Weather-related question:
What did you do in your home last night when the flying termites arrived?
The rainy season is upon us and the storms are massive. Truly massive. Thunder, lightning, buckets of rain falling sometimes for hours on end. Last Monday night was one of the bigger ones (apparently). The river rose 8-10 feet in one night! Sadly, much of the evidence of the rising waters is in the garbage and debris piled high along the riverbanks. Yuck. Meanwhile, buckets of rain produce a monumental influx of critters. Into our home. While we’re trying to function. So many, in fact, that life just stops for a while and we crawl under the mosquito nets to wait it out in the dark. First the flying termites arrive, by the 1,000’s. Then the geckos (the really big ones) come down out of the thatched roof and start hunting them. Finally, the termites begin dying and armies of ants march in to carry their struggling remains away. The nutty thing is, one could actually sleep through a storm and never know this was occurring all around them. Luckily (?) we are awake and experiencing it all.

More important question: Does anyone know how to get more than one bottle of wine through customs?

Freaky questions: Have you ever seen a spider that big? Who had a motorbike accident today? Did you hear [insert name here] had a [insert disaster here]? Are there more mini disasters in Bali (or overseas in general) or are they just conversation pieces that produce anxiety because they don’t fit my general frame of reference? For example, hearing about snakes in people’s homes or gardens shakes me up…but Australians apparently deal with this all the time and I imagine they don’t deal with black widow spiders in the basement, coyotes mixing with their dogs on the trail and occasional cougar sightings in town. Do you get my drift? I’m working on taking in these stories and just lodging them into the Bali corner of my brain so that they don’t shock me so much – I’ll let you know how that’s going in a few more weeks.

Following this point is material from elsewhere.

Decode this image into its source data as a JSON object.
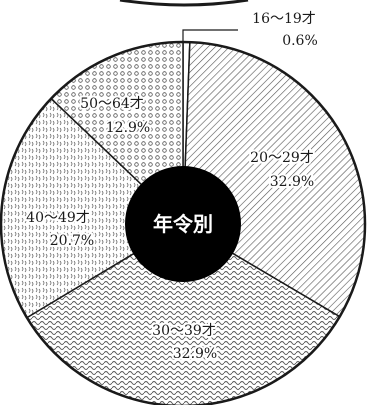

Meanwhile, I have little to complain about and much to celebrate. The kids are thriving, Chad’s building bamboo bicycles on campus this week (need I say more about how he’s doing?!?) I have arrived at a place with my job that works for now and with the right attitude, Green School continues to amuse and surprise us. Our weekends are filled with fantastic experiences and we’re beginning to meet people outside of our mini-community of teachers. We love nothing more than being invited to one of Ethan or Zoe classmates homes for a swimming party because we can wallow in the cool waters while meeting interesting folks from all over the world who have, for various reasons, picked up and move to Bali, Indonesia. Meanwhile, our Xmas break tickets to New Zealand are burning a hole in our pocket – we leave in less than a month for a fun-filled three-week trip to see a large portion of Chad’s family and tour a bit of the S. Island. What could be better than Xmas in New Zealand? Maybe Xmas in New Zealand followed by January/February in Bali? I must admit, the Facebook photos of winter-wear aren’t making me terribly homesick right now, but there are moments.

Is it OK to attend a ceremony without proper ceremonial wear? Not really. Zoe and I went to great lengths to not offend the locals or the gods today. I think we did all right and we really enjoyed partially participating in our first ceremony. I say partially because the ceremony started about two hours late and Zoe was burning out as it was beginning, so we didn’t stay for the whole event. Next time…

The real question: what are we doing here???… This remains to be answered (it had been recently revisited after a painfully tumultuous day at work but the dust has settled once again). As for the brooding hen and the peacock egg, well, as we’re beginning to realize around Green School, it was a marvelous idea full of potential that fizzled out like an untied balloon…not enough follow through and too many balls being juggled by too few people to surprise that hen after all.